Review: Arterton Makes A Pretty Witty, Awfully Bawdy Nell Gywnn
Conflagrations, plague, the possibility your head might end up skewered on London Bridge any second: it's no wonder Restoration London liked its theatre bright, broad and bawdy. The Jessica Swale-penned Nell Gwynn is delivered in that self-same spirit: from the be-tasseled velvet and gold staging to the copious cock jokes, Pinter this ain't.

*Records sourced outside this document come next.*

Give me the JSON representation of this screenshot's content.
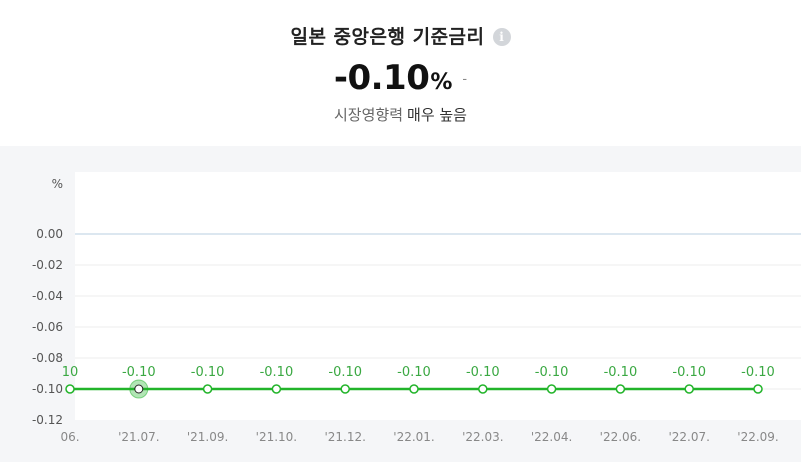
{
  "header": {
    "title": "일본 중앙은행 기준금리",
    "info_icon": "info-icon",
    "value": "-0.10",
    "unit": "%",
    "change": "-",
    "impact_label": "시장영향력",
    "impact_level": "매우 높음"
  },
  "colors": {
    "line": "#22b42a",
    "label": "#3aa842",
    "zero_line": "#b9cfe0",
    "grid": "#eeeeee",
    "background": "#f5f6f8"
  },
  "chart_data": {
    "type": "line",
    "yunit": "%",
    "yticks": [
      "0.00",
      "-0.10",
      "-0.12",
      "-0.06",
      "-0.08",
      "-0.04",
      "-0.02"
    ],
    "ytick_values": [
      0,
      -0.1,
      -0.12,
      -0.06,
      -0.08,
      -0.04,
      -0.02
    ],
    "ylim": [
      -0.12,
      0.02
    ],
    "xticks": [
      "06.",
      "'21.07.",
      "'21.09.",
      "'21.10.",
      "'21.12.",
      "'22.01.",
      "'22.03.",
      "'22.04.",
      "'22.06.",
      "'22.07.",
      "'22.09."
    ],
    "values": [
      -0.1,
      -0.1,
      -0.1,
      -0.1,
      -0.1,
      -0.1,
      -0.1,
      -0.1,
      -0.1,
      -0.1,
      -0.1
    ],
    "data_labels": [
      "10",
      "-0.10",
      "-0.10",
      "-0.10",
      "-0.10",
      "-0.10",
      "-0.10",
      "-0.10",
      "-0.10",
      "-0.10",
      "-0.10"
    ],
    "highlighted_index": 1
  }
}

Gemma Arterton — taking over Gugu Mbatha-Raw's role in the play that transferred from last year's Globe hit — makes one hell of a pretty, witty Nell. From her initial acting lesson with Charles Hart (Jay Taylor) it's love at first sight (for us, not just him). How could you not fall for the way she gurns through the 'three emotions', flirts outrageously with a fan and takes every given opportunity to break into some filthy ditty or other. Gwynn — one of the original female comedians — was hardly a master mistress of subtlety but Arterton's double entendres hit the mark for two reasons: her wink-wink delivery, and because we're so successfully transported back to the 1600s.

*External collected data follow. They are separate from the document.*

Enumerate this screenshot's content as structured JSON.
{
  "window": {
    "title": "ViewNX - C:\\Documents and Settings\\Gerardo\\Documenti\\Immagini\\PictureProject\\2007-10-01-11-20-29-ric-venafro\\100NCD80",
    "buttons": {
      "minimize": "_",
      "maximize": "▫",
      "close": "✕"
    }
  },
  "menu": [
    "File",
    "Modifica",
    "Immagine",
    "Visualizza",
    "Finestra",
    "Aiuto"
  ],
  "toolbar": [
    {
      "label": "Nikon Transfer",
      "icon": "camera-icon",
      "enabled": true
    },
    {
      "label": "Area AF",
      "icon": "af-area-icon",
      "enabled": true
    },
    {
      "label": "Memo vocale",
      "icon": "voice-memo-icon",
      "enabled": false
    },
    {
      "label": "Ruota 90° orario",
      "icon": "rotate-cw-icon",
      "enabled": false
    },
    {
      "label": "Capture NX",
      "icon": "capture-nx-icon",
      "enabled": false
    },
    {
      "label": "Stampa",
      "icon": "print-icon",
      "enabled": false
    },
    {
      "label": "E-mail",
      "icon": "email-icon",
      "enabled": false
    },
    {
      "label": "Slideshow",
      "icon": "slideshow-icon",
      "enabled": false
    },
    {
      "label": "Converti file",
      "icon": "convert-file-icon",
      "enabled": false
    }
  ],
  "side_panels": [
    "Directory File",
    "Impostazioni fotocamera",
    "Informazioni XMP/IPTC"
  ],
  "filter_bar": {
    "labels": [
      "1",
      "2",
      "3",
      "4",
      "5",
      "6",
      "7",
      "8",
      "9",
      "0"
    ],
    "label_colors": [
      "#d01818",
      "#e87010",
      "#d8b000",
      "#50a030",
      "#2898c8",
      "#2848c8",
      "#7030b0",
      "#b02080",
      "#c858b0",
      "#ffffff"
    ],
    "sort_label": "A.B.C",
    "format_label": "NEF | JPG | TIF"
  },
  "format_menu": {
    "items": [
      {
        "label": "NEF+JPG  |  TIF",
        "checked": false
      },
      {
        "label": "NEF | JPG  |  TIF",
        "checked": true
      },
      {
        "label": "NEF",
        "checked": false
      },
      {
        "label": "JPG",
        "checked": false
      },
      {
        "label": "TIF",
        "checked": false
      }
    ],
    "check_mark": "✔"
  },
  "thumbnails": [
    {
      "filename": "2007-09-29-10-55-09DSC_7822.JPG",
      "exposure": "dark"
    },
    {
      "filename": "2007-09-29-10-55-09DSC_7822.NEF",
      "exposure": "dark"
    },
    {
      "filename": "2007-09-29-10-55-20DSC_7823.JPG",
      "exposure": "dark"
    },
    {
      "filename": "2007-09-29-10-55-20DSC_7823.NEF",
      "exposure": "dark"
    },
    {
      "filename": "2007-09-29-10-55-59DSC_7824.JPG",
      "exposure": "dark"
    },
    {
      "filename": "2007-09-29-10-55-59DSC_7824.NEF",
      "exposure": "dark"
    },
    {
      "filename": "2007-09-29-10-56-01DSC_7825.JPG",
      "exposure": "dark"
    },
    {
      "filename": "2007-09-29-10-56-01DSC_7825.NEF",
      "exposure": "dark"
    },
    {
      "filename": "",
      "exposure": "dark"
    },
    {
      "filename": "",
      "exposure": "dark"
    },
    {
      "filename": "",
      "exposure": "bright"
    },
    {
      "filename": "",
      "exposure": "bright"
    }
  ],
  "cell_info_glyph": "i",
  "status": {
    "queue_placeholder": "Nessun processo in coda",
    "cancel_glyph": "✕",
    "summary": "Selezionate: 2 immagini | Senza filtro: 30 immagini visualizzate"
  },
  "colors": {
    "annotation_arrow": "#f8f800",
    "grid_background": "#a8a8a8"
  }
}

Gwynn's ribald humour is bolstered by her theatre pals, including a bitchy turn from Greg Haiste's Kynaston — a prototype Widow Twanky who believes he can pull off 'feminine' better than any female. But it's rickety wardrobe lady Nancy (Michel Dotrice) who wins the heartiest laughs of the night — her knack for comic timing best flaunted, ironically, in a skit where she flubs her lines again and again.
The story of Nell's ascent to Charles II's mistress may be 350-odd years old but Swale's play borrows from a few contemporary influences. There's more than a pinch of the stage version of Shakespeare in Love here: the ham acting, the plagiarised plays, the exasperated theatre manager... plus they bring a real life doggy on stage (next they'll be doing that with Miller plays).
Film comparisons don't end here: things get a bit My Fair Lady as Gwynn flounces off to the palace, rinses out her Cheapside drawl and receives an unexpected visit from her long-lost drunk of a mother (who'd probably be played by Stanley Holloway were he still about). There's an incongruous nod to Titanic too — a brilliant touch.
The drama between Nell and the merry monarch (played by David Sturzaker) is the least convincing aspect of the play — their love is a touch incredulous (though let's be fair, it was in real life) and his sudden death is met with a shrugging of the shoulders.
But that barely matters; this play is escapism in a silk dress and stockings. And just as Gwynn made off with thousands of hearts in her lifetime, so Arterton and her cohorts steal the audience's here.
Nell Gwynn is on at the Apollo Theatre, 31 Shaftesbury Avenue, W1D 7ES, until 30 April. Tickets £25-£75. Londonist saw this show on a complimentary ticket.